In an effort to counter this loss of visitation and generate interest in the parks, the Blue Ridge Parkway has launched an initiative to reconnect children and nature called, Kids in Parks.
“Over the summer we provided over 350 local kids with guided programs,” said Carolyn Ward, project director for the Kids in Parks program. “This was done in partnership with the Asheville YMCA and Asheville City Parks. We have also launched the website at Kidsinparks.com where we track the kids progress, collect data to help assess the effectiveness of the program, and disseminate the prizes to the kids for participating in the program.”

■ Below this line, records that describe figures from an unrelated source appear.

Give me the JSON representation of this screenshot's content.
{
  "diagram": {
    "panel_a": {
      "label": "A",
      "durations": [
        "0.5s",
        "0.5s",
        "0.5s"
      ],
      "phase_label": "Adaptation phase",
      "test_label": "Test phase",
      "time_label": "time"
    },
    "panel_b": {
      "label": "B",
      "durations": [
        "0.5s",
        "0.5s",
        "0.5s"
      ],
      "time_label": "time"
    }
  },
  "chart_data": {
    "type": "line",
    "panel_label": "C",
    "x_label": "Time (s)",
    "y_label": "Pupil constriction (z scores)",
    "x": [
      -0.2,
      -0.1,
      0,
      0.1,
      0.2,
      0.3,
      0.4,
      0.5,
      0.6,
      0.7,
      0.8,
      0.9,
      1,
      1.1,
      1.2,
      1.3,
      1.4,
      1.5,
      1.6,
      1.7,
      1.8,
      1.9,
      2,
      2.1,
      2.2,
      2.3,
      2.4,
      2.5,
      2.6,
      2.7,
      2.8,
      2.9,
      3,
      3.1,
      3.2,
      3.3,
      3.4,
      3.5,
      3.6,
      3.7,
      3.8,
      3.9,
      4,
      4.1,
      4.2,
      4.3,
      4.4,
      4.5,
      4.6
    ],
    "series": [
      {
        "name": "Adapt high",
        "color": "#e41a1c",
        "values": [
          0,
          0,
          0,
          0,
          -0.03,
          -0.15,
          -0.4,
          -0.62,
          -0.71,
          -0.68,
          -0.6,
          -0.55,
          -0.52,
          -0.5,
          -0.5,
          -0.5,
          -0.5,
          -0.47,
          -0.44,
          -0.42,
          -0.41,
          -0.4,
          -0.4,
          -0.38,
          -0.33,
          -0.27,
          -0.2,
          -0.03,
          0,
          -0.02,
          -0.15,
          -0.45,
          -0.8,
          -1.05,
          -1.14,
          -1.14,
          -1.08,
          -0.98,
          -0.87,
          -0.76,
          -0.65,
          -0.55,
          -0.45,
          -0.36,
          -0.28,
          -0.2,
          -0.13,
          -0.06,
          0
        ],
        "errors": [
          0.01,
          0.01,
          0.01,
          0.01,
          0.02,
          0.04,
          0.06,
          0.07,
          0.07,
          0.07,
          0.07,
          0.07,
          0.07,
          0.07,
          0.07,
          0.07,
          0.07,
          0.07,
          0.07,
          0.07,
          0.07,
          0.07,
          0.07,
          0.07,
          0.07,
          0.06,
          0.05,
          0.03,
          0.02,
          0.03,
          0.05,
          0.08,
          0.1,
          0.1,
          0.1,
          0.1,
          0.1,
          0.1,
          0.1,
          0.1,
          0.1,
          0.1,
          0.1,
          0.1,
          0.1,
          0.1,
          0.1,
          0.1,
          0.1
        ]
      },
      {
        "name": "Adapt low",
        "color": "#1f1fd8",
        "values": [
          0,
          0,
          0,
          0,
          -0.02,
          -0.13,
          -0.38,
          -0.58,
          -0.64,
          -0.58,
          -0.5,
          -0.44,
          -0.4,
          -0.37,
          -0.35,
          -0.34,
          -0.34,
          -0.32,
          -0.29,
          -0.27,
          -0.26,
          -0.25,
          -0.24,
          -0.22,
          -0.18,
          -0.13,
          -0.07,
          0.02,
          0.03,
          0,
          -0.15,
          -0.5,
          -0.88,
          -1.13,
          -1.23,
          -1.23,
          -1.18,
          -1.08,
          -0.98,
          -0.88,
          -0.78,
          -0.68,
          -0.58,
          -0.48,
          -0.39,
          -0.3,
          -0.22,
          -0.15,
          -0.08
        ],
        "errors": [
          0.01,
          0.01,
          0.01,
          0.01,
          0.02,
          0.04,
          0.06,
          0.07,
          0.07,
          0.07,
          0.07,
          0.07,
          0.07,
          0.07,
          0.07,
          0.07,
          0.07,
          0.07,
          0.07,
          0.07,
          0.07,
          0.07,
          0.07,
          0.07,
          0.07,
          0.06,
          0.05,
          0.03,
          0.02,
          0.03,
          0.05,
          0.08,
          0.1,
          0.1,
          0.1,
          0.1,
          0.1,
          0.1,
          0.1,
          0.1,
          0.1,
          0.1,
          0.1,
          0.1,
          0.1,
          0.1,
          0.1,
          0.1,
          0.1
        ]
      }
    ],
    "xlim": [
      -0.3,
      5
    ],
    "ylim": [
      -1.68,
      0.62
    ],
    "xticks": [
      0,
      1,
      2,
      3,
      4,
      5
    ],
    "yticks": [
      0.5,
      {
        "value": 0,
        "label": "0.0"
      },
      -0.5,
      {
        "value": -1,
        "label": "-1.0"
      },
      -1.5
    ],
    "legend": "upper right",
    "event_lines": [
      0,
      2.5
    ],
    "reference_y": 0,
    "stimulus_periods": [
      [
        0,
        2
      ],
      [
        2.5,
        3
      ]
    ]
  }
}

The first program under this initiative launched on Aug. 29 in Asheville. It is called TRACK: Trails, Ridges & Active, Caring Kids and it focuses on making parks and physical activity valuable and fun for today’s youth. One aim of this project is to combat the significant rise in childhood obesity, which according to the Blue Ridge Parkway Foundation has more than tripled in North Carolina over the last two decades.
Preserving the biodiversity of the parks is a prime objective for its caretakers. The Great Smoky Mountains is home to over 10,000 different species of flora and fauna. It is a daunting task to ensure species and ecosystem conservation, particularly when many parks are understaffed and under funded. For example, the Blue Ridge Parkway has established over 250 inventory and monitoring plots to ensure that researchers can effectively monitor and ensure the growth of the park’s species. Currently, however, the park can only afford to staff six of the over 20 biologists required to effectively carry out this task.
There are several initiatives that the parks are doing in conjunction with their anniversaries. For instance, Great Smoky Mountains National Park—in collaboration with the Friends of the Smokies—is creating a $4 million gift called “Trails Forever.” The money will fund trail conservation and improvement throughout the park. As part of the Blue Ridge Parkway’s 75th anniversary celebration, the Appalachian Regional Commission created the Gems of Appalachia Initiative, a $150,000 grant dedicated to enhancing communities in North Carolina and Virginia that border the Blue Ridge Parkways in order to support sustainable tourism and help to preserve the park.